Zwischen großer Aufregung und Anspannung stehen in diesen Tagen die Schülerinnen und Schüler des Deutschen Gymnasiums für Nordschleswig – es ist die Zeit der mündlichen Prüfungen. Ist die Prüfungssituation erst überstanden, können sich die frisch gebackenen Abiturientinnen und Abiturienten wie selbstverständlich auf die dänische Tradition der Studentenmütze freuen. Doch das war nicht immer so.

Der ehemalige Hauptvorsitzende des Bundes Deutscher Nordschleswiger, Hans Heinrich Hansen, hat das Abitur seines Enkels Jonas zum Anlass genommen, ihm einen Brief zu schreiben und über die Tradition der Mütze nachzudenken:

An meinen Enkel Jonas

Die Mütze

Vor einiger Zeit hast Du mich gefragt, ob ich Dir nach Deinem letzten Prüfungsfach „die Mütze“ aufsetzen würde. Diesen Wunsch werde ich Dir sehr gerne erfüllen und ich fühle mich durch Deine Bitte geehrt.

Dieser Wunsch von Dir hat bei mir viele Gedanken und Erinnerungen hervorgerufen, die ich Dir an diesem Tag mitteilen möchte.Vor 67 Jahren war ich in der gleichen Situation wie Du heute. Ich hatte mein letztes Fach an der „Haderslev Katedralskole“ absolviert. Das lief ohne Eltern ab. 

Hans Heinrich Hansen machte sein Abitur 1956 in Hadersleben. Foto: DN-Archiv

Schon einige Zeit vor meinem Abitur hatte mein Vater mir erklärt, dass ich „die Mütze“ nicht tragen solle, weil sie vorne mit einem dänischen Nationalsymbol versehen sei. Und das wäre eine dänische Tradition und keine deutsche. Mein Vater, Dein Ur-Opa, hatte 1920 sein Abitur an der gleichen Schule, der alten Lateinschule in Hadersleben, gemacht. Damit gehörte er zu der letzten deutschen Abiturentenklasse, die mit Sondergenehmigung ihr Examen mit ihren Lehrern im Sommer 1920 in dem neuen dänischen Staat beenden konnte. Die Schule wurde nun „Haderslev Katedralskole“ genannt.

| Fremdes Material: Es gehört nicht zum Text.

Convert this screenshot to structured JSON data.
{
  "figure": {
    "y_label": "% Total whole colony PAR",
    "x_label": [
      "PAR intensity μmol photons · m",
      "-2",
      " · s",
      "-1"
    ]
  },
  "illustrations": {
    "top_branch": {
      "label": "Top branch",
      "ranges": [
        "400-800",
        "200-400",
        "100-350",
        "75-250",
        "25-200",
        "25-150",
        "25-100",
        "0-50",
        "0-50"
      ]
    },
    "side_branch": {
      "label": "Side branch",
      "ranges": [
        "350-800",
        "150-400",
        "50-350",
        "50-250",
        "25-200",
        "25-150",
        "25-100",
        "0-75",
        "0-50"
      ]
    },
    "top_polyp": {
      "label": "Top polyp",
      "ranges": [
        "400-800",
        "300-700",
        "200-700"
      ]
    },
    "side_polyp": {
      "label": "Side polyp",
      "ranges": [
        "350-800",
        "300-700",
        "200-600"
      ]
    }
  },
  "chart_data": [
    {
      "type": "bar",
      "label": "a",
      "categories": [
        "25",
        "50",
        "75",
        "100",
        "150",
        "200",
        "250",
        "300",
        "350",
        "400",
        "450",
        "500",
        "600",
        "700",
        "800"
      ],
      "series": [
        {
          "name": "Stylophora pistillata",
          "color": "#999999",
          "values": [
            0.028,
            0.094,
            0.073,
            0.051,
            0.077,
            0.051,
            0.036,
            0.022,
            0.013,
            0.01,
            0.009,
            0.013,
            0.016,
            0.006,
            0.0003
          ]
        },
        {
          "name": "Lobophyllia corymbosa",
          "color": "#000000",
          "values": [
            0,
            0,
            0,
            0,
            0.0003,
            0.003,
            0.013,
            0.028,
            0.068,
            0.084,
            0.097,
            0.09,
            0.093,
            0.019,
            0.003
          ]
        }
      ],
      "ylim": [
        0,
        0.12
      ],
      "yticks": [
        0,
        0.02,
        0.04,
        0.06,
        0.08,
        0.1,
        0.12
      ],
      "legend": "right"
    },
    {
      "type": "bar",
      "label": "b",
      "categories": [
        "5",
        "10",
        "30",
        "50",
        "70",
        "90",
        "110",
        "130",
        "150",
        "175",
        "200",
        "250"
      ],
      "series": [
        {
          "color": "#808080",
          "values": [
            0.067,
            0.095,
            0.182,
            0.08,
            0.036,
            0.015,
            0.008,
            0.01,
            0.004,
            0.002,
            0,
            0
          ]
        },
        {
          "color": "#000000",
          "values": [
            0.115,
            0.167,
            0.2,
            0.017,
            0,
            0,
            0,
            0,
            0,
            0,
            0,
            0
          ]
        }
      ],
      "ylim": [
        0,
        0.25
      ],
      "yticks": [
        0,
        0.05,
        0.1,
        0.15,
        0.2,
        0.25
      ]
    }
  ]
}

„Die Mütze“ wurde also zu einem Problem für mich, wegen der starren Haltung meines Vaters. Ich war ein Teil einer Gemeinschaft. Von 36 Abiturienten waren wir 4, die zur deutschen Minderheit gehörten. Und die drei anderen hatten kein Problem. Also kaufte ich mir meine Mütze alleine und trug sie nie zu Hause. Dein Ur-Opa hat das übrigens nie kommentiert.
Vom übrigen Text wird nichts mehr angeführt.